Répétition et variation (1/3)
La répétition est un rituel. A l’image du nageur qui répète inlassablement les mêmes gestes afin de toujours mieux les préciser, afin de ne plus avoir à y penser, afin d’inscrire une mémoire dans son corps, l’acteur répète. Il répète un texte car en général l’acteur parle. Et le travail de la mémoire du texte n’est pas le moins difficile : les acteurs n’ont pas de facilité particulière à apprendre, contrairement aux idées reçues. Le cauchemar sans doute commun à tous ceux qui montent sur un plateau est le noir total, l’absence de son sortant de la bouche, le cerveau vide. Ingmar Bergman en avait même fait le point de départ de son film Persona, Liv Ullman s’interrompant au milieu d’Electre pour ne plus jamais parler.

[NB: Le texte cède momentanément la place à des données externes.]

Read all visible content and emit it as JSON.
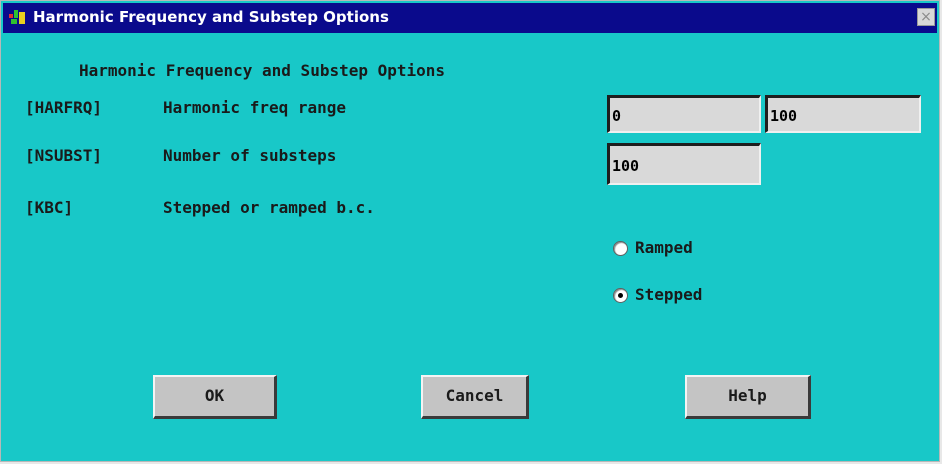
{
  "window": {
    "title": "Harmonic Frequency and Substep Options",
    "close_glyph": "×"
  },
  "dialog": {
    "heading": "Harmonic Frequency and Substep Options",
    "rows": [
      {
        "key": "[HARFRQ]",
        "label": "Harmonic freq range"
      },
      {
        "key": "[NSUBST]",
        "label": "Number of substeps"
      },
      {
        "key": "[KBC]",
        "label": "Stepped or ramped b.c."
      }
    ],
    "harfrq_start": "0",
    "harfrq_end": "100",
    "nsubst": "100",
    "kbc_options": [
      {
        "label": "Ramped",
        "selected": false
      },
      {
        "label": "Stepped",
        "selected": true
      }
    ]
  },
  "buttons": {
    "ok": "OK",
    "cancel": "Cancel",
    "help": "Help"
  },
  "colors": {
    "background": "#18c8c8",
    "titlebar": "#0a0a8c",
    "field": "#d9d9d9",
    "button": "#c4c4c4"
  }
}
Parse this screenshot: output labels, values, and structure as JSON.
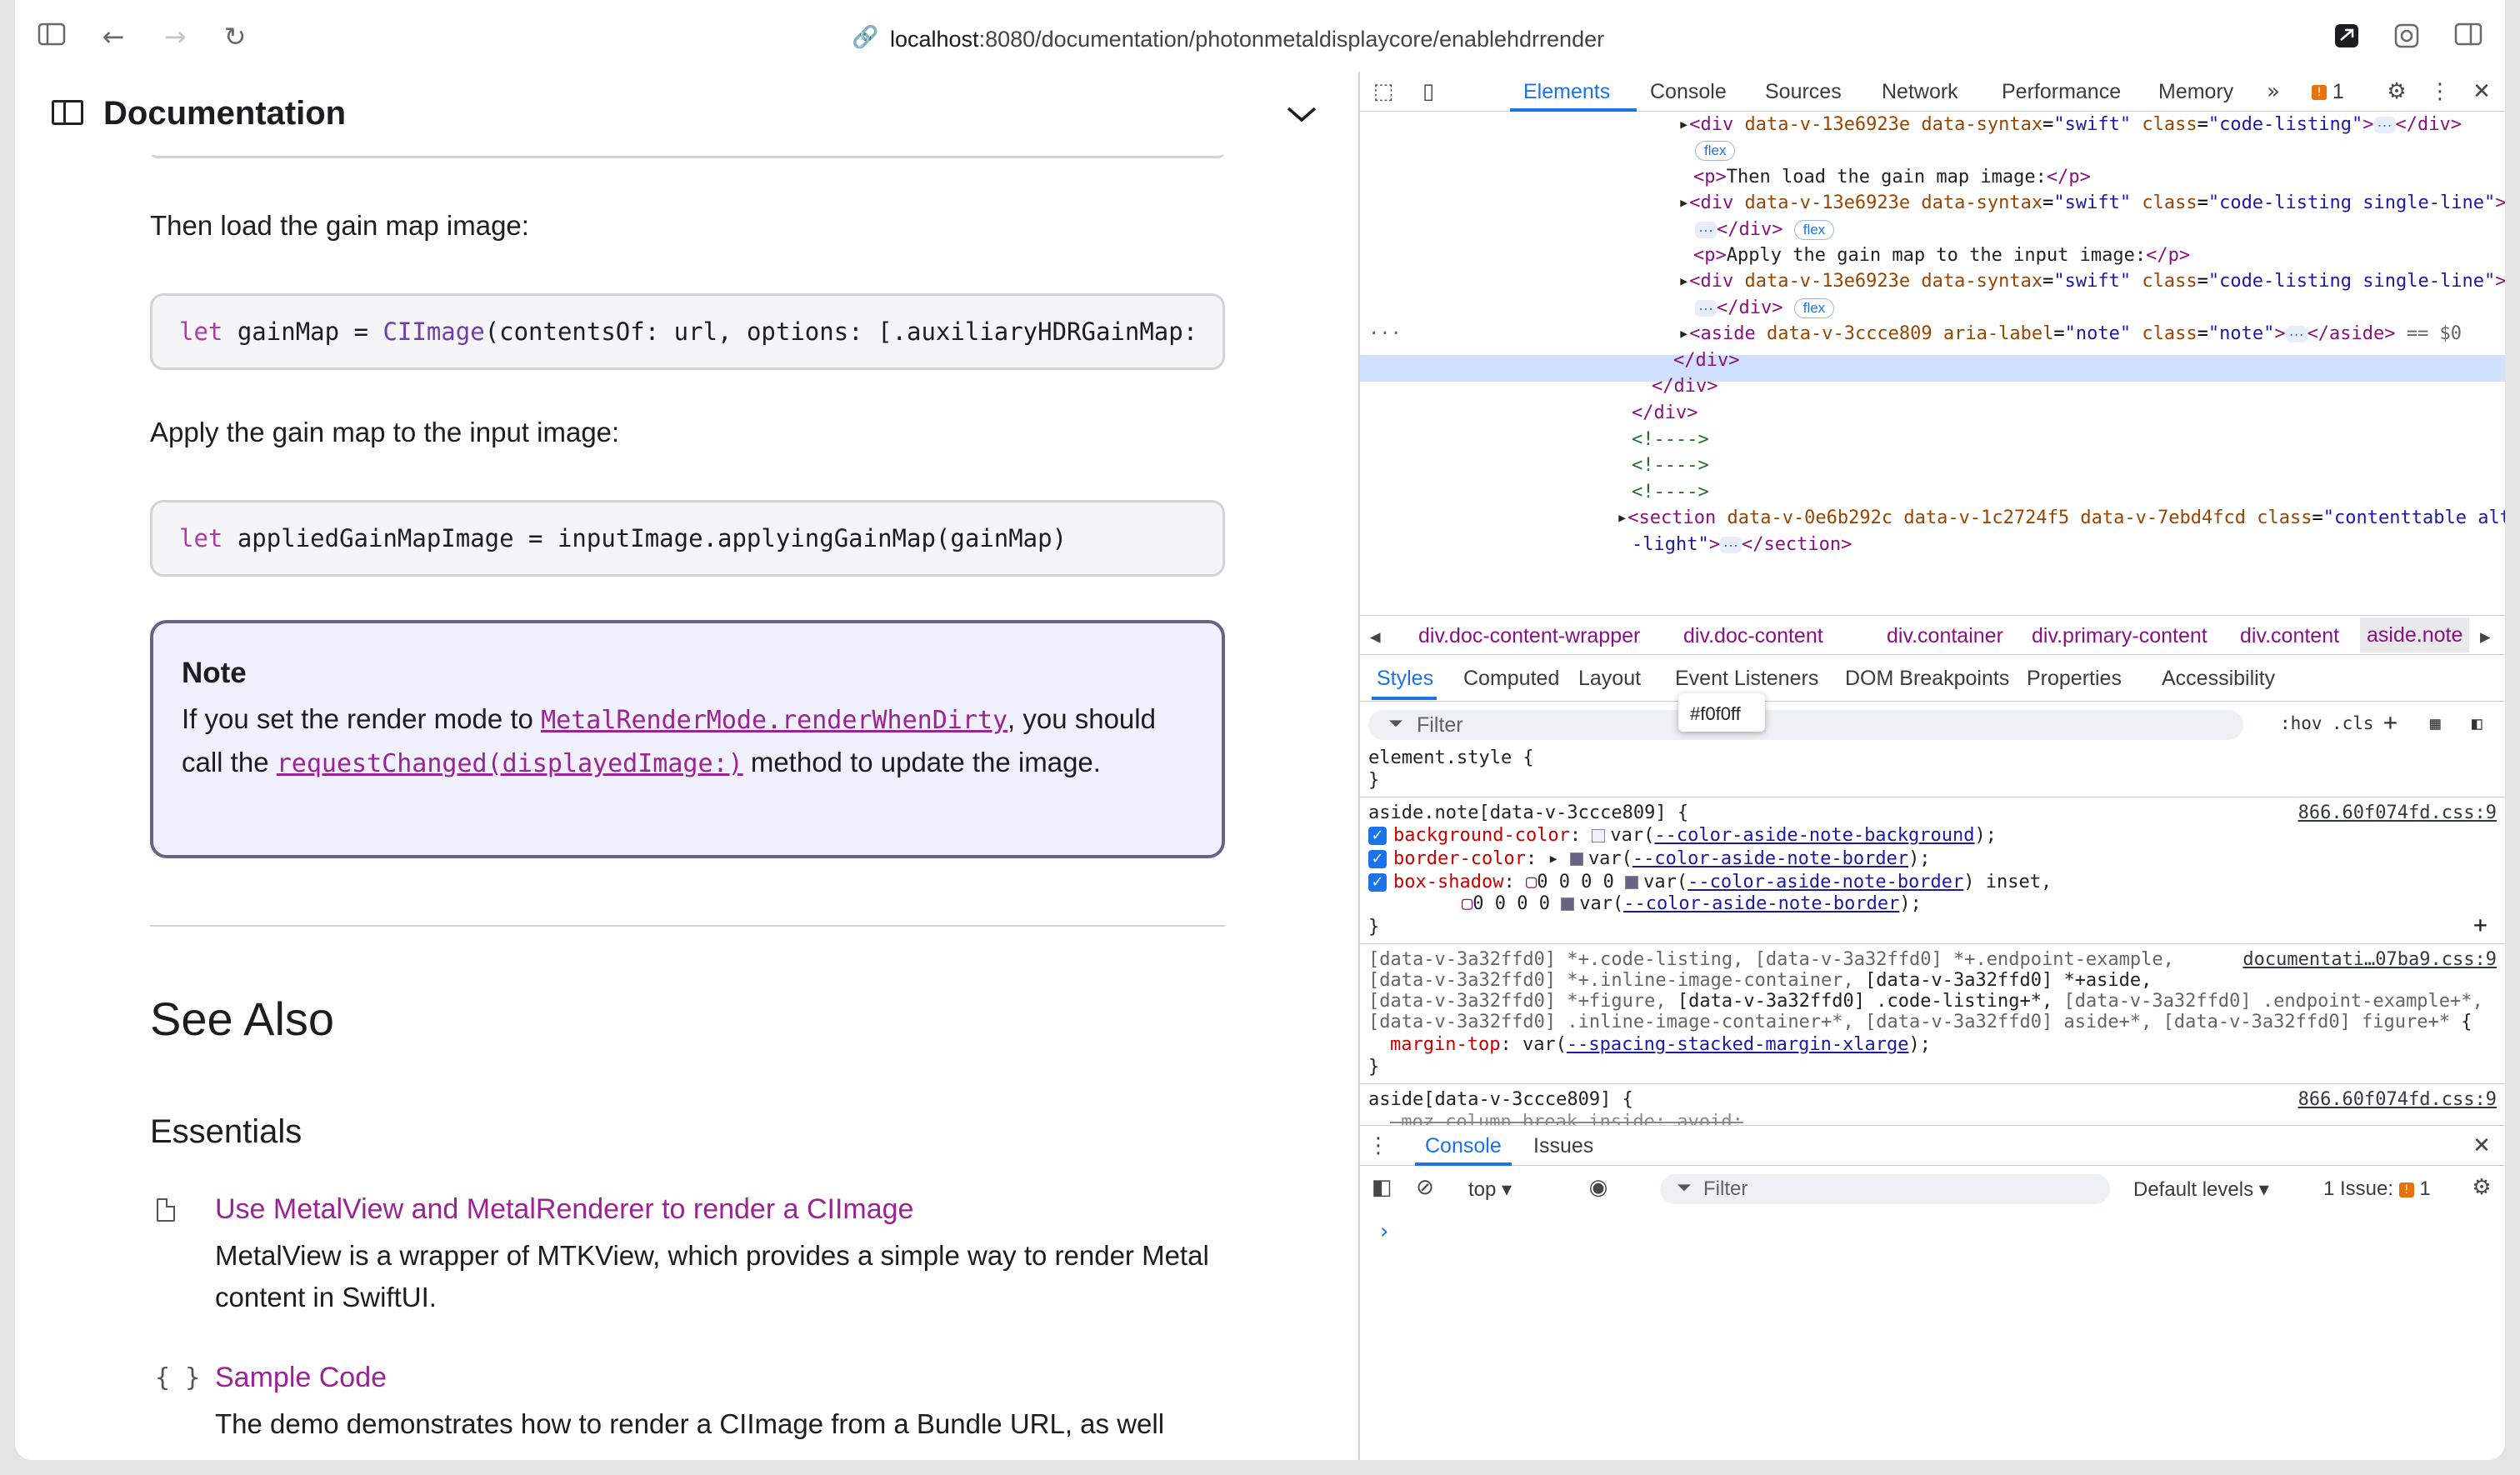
{
  "browser": {
    "url_host": "localhost",
    "url_rest": ":8080/documentation/photonmetaldisplaycore/enablehdrrender"
  },
  "doc": {
    "header_title": "Documentation",
    "para1": "Then load the gain map image:",
    "code1_kw": "let",
    "code1_a": " gainMap = ",
    "code1_type": "CIImage",
    "code1_b": "(contentsOf: url, options: [.auxiliaryHDRGainMap:",
    "para2": "Apply the gain map to the input image:",
    "code2_kw": "let",
    "code2_a": " appliedGainMapImage = inputImage.applyingGainMap(gainMap)",
    "note_title": "Note",
    "note_text1": "If you set the render mode to ",
    "note_link1": "MetalRenderMode.renderWhenDirty",
    "note_text2": ", you should call the ",
    "note_link2": "requestChanged(displayedImage:)",
    "note_text3": " method to update the image.",
    "see_also": "See Also",
    "essentials": "Essentials",
    "item1_link": "Use MetalView and MetalRenderer to render a CIImage",
    "item1_desc": "MetalView is a wrapper of MTKView, which provides a simple way to render Metal content in SwiftUI.",
    "item2_icon": "{ }",
    "item2_link": "Sample Code",
    "item2_desc": "The demo demonstrates how to render a CIImage from a Bundle URL, as well"
  },
  "devtools": {
    "tabs": [
      "Elements",
      "Console",
      "Sources",
      "Network",
      "Performance",
      "Memory"
    ],
    "issues_count": "1",
    "dom_lines": [
      {
        "t": "code-listing",
        "indent": 1040
      },
      {
        "t": "flex-only",
        "indent": 1048
      }
    ],
    "breadcrumbs": [
      "div.doc-content-wrapper",
      "div.doc-content",
      "div.container",
      "div.primary-content",
      "div.content",
      "aside.note"
    ],
    "subtabs": [
      "Styles",
      "Computed",
      "Layout",
      "Event Listeners",
      "DOM Breakpoints",
      "Properties",
      "Accessibility"
    ],
    "filter_placeholder": "Filter",
    "hov": ":hov",
    "cls": ".cls",
    "tooltip": "#f0f0ff",
    "src1": "866.60f074fd.css:9",
    "src2": "documentati…07ba9.css:9",
    "src3": "866.60f074fd.css:9",
    "drawer_tabs": [
      "Console",
      "Issues"
    ],
    "context": "top",
    "console_filter": "Filter",
    "default_levels": "Default levels",
    "issues_label": "1 Issue:",
    "issues_num": "1"
  }
}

Répéter son texte donc pour ne plus avoir à y penser, pour avoir le plaisir étrange de le découvrir au fur et à mesure que les mots se forment sur les lèvres. La répétition a ceci de paradoxal qu’elle offre davantage de liberté que la chimère de l’improvisation, de l’invention sur le moment. Tentez un jour d’improviser du Shakespeare, du Beckett ou du Koltès, vous vous y reconnaîtrez piètre écrivain et on vous y verra mauvais acteur. Cela arrive, parfois.
La répétition n’est donc pas un terme galvaudé, il faut répéter inlassablement la même chose, repasser mille fois par le même chemin pour en connaître tous les contours, même dans l’obscurité des projecteurs. Avez-vous déjà vu le skieur au sommet de la pente tracer avec sa main les contours de la piste ? Certains acteurs tapis au fond de leurs loges en font de même et il n’est pas rare d’observer alors comme une espèce de prière secrète, une gestuelle muette et kabbalistique, un condensé de toutes les semaines de répétitions où l’acteur a lentement construit son parcours, sa descente à tombeaux ouverts.
La répétition porte en elle beaucoup de lenteur. Un spectateur égaré qui ouvre la porte d’une répétition en ressort souvent déçu, quoique impressionné aussi par le travail de méticulosité qu’il y voit. Chaque répétition est différente, nous dira-t-on, chaque metteur en scène et chaque acteur a sa façon de travailler. Oui. Mais en même temps, la répétition ne peut être qu’une recherche, celle du geste juste, du ton juste, de l’émotion juste. Sans parler de l’intensité ni de la couleur de la lumière, de la coupe du costume et de son adéquation à la scénographie, du mécanisme défaillant d’un élément du décor, d’un maquillage abîmé par la sueur, de toute une foule de petits détails qui pour s’agencer dans l’harmonie de la représentation se font remarquer l’un après l’autre dans le travail de la répétition.
Du rituel de la répétition à la répétition du rituel meurtrier si cher à Richard, il existe une correspondance toute shakespearienne qui donne une saveur particulière à ce que signifie répéter Richard III.